Figure 12 presents a comparative analysis of the predictive performance of various model configurations through ablation experiments. The introduction of the SAM and the CAM significantly enhanced prediction performance. This improvement is more intuitively illustrated in
Table 4, where it is shown that the removal of CAM resulted in a marked decline in model performance, underscoring its crucial role in capturing key features. Although CAM had a greater impact on overall error reduction, the SAM also significantly improved model performance by capturing long-term dependencies and dynamically weighting inputs. In summary, both SAM and CAM are pivotal in enhancing predictive model performance. This study proposes that integrating these two mechanisms enables the model to perform well across all datasets, thereby validating the effectiveness and necessity of the dual-attention mechanism.
3.5.3. Prognostic Results Analysis
The predicted results and the actual RUL values are shown in
Figure 13. As can be seen from the figure, the predicted RULs of the four datasets closely match the actual RUL values. The fitted curves on FD001 and FD003 are close to the actual values, showing that the model can effectively predict the RUL. On the other hand, most of the predicted results in the FD002 and FD004 datasets are smaller than the actual results, which indicates that the model is capable of significantly mitigating the risks associated with late predictions.

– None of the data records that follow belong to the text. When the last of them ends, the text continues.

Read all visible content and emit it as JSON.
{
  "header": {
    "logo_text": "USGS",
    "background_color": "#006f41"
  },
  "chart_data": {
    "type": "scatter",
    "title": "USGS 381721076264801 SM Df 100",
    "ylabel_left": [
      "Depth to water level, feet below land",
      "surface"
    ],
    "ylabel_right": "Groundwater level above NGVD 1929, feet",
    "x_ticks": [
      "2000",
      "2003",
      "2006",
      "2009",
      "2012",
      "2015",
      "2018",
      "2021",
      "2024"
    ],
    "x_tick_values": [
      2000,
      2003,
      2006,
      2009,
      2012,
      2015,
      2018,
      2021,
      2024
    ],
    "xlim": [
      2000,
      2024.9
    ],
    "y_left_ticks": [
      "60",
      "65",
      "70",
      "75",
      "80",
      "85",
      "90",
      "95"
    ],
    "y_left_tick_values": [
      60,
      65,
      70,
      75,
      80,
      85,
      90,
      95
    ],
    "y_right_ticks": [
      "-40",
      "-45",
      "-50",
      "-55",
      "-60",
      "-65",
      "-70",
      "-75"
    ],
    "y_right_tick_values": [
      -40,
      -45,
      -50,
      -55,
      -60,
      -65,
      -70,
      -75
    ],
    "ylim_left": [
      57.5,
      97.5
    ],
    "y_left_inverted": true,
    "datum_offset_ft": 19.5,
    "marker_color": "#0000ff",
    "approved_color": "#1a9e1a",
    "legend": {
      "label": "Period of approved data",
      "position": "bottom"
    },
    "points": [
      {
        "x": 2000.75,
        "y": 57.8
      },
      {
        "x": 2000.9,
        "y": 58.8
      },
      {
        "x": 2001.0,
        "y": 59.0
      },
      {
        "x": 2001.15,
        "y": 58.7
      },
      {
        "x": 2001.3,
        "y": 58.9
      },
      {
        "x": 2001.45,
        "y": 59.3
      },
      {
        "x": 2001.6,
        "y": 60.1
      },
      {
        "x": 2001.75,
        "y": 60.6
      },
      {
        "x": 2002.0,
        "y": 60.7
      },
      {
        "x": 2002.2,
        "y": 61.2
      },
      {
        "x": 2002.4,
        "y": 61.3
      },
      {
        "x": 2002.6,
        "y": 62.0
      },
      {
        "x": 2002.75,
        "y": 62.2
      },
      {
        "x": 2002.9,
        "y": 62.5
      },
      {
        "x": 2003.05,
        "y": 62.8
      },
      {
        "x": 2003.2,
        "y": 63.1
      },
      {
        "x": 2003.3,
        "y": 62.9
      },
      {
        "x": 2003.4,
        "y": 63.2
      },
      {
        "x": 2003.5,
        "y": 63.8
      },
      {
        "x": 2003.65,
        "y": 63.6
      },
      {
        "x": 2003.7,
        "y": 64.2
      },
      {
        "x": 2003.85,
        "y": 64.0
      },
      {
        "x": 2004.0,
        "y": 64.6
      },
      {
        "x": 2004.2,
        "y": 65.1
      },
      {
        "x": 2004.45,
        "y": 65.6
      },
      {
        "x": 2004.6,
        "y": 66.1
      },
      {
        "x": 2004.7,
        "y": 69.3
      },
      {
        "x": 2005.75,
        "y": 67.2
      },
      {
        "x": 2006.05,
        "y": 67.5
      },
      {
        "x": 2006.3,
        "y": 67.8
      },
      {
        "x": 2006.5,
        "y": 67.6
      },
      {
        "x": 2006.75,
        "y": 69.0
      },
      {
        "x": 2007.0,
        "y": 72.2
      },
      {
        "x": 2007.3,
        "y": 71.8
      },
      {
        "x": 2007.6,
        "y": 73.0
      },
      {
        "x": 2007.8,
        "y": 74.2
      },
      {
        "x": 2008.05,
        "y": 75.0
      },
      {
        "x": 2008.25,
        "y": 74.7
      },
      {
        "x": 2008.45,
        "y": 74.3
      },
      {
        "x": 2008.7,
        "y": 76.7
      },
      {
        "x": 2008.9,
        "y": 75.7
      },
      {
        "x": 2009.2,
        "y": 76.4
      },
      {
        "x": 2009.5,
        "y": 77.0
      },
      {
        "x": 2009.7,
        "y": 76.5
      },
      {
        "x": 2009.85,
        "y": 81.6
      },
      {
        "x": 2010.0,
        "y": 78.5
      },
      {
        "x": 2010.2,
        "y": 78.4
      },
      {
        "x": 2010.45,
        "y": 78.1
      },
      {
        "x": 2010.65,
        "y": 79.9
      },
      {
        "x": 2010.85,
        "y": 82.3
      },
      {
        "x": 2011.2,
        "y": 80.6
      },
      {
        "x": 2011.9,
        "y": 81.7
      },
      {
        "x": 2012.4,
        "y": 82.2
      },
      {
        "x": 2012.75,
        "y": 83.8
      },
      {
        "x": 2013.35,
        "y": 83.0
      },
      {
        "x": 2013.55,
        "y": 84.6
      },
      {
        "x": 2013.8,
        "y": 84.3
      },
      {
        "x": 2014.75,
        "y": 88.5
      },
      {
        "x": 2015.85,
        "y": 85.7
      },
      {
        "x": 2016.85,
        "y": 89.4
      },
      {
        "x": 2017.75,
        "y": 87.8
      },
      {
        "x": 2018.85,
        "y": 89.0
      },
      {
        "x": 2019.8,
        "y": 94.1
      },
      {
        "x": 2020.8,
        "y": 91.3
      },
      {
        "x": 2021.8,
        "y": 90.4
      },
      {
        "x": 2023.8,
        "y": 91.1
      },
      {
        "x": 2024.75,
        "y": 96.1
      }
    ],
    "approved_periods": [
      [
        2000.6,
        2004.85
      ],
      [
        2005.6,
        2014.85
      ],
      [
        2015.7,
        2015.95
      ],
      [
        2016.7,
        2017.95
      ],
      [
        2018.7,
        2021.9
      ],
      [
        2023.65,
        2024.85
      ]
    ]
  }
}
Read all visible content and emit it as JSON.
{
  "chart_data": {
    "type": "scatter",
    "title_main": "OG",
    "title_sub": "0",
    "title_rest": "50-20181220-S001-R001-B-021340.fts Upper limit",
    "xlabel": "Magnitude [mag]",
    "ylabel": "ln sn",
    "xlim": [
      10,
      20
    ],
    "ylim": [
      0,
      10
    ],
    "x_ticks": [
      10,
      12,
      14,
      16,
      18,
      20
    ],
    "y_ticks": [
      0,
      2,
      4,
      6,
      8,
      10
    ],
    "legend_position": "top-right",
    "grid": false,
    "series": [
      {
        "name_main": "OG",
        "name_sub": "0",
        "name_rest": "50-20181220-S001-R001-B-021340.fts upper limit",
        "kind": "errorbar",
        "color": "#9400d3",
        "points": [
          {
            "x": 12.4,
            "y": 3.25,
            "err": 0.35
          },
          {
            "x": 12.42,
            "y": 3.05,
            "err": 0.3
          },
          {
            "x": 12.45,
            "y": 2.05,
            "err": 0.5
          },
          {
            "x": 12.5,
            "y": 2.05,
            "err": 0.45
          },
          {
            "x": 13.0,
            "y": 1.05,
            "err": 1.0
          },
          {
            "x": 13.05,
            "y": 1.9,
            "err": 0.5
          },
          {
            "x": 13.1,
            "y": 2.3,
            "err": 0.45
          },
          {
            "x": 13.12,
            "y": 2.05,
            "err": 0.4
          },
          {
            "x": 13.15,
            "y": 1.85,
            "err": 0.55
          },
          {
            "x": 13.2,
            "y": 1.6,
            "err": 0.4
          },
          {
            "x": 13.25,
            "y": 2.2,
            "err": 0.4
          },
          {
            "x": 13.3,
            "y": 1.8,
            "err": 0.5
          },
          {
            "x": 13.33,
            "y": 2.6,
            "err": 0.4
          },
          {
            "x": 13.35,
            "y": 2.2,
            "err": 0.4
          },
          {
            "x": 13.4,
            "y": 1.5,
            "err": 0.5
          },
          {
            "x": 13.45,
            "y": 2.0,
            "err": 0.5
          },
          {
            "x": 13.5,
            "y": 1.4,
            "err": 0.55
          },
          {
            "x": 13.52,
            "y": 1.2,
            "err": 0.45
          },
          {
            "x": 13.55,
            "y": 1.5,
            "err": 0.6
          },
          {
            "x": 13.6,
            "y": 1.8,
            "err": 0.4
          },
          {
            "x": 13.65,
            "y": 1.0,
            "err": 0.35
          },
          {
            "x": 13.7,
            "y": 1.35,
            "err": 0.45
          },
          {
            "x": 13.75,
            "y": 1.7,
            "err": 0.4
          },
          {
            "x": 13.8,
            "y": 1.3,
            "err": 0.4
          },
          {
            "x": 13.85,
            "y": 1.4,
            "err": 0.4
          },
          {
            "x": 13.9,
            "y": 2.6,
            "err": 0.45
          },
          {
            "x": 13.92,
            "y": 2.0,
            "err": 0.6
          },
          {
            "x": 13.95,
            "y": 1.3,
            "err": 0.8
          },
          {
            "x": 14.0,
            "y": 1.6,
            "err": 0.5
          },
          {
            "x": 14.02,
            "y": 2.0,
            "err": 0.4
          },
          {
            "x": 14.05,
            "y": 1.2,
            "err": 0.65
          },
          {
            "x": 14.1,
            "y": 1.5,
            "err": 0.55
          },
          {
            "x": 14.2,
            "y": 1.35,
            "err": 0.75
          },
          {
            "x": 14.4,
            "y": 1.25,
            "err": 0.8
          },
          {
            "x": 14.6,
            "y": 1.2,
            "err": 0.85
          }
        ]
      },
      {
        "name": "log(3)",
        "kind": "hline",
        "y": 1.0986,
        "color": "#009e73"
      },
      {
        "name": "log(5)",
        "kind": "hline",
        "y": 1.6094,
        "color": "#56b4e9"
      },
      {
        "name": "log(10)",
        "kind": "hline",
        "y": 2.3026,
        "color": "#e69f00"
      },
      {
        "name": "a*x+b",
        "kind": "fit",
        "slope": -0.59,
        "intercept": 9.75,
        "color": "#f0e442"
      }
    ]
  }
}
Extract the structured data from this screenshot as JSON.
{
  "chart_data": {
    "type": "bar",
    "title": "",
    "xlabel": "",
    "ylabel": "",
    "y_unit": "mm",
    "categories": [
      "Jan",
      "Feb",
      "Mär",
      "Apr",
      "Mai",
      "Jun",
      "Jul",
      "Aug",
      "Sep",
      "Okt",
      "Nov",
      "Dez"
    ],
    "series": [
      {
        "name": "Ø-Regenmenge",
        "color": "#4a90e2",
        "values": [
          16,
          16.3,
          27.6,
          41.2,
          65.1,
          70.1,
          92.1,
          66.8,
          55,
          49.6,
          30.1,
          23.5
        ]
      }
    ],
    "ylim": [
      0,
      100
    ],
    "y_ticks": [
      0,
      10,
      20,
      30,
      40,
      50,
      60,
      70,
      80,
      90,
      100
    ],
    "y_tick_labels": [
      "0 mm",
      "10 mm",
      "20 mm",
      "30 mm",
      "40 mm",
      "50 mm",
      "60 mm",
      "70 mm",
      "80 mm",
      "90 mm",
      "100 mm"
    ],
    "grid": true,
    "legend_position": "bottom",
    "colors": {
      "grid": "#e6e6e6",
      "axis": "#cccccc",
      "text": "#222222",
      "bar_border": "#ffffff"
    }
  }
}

3.5.4. Comparison with the State-of-the-Art Methods
Table 5 and
Table 6 present the experimental results of the proposed method compared to several state-of-the-art methods across four datasets. Results highlighted in bold indicate the best performance among all methods.
As shown in
Table 5, the proposed method achieved the lowest RMSE on three of the four datasets (FD002, FD003, and FD004), demonstrating its superior prediction accuracy. On the FD001 dataset, although the RMSE of the proposed method was slightly higher than other advanced methods such as the double-attention-based architecture [
47], the overall average RMSE across all datasets (14.47) was the best among the compared methods. This indicates that the proposed method performs well in both simple and complex scenarios. In particular, the proposed method showed a significant improvement in the complex datasets FD002 and FD004, where the reduction in RMSE compared to other methods, such as MODBNE [
12], was particularly pronounced. This highlights the proposed method’s robustness and adaptability in handling complex operational conditions.
Furthermore, as seen in the Score metrics of
Table 6, the proposed method consistently achieved better scores across three datasets (FD002, FD003, and FD004). While the Score on FD001 was slightly worse than BLSTM-CNN [
48], the proposed method still maintained a balance between prediction accuracy and early failure detection. Early predictions can help reduce maintenance costs and avoid potential damages in practical scenarios, as demonstrated by the superior performance in FD004.
In summary, compared with advanced methods like the double-attention-based architecture [
47] and BiGRU-TSAM [
46], the proposed method surpassed them in RMSE and Score on average, showing its ability to achieve accurate and reliable RUL predictions while maintaining a practical advantage in handling complex conditions.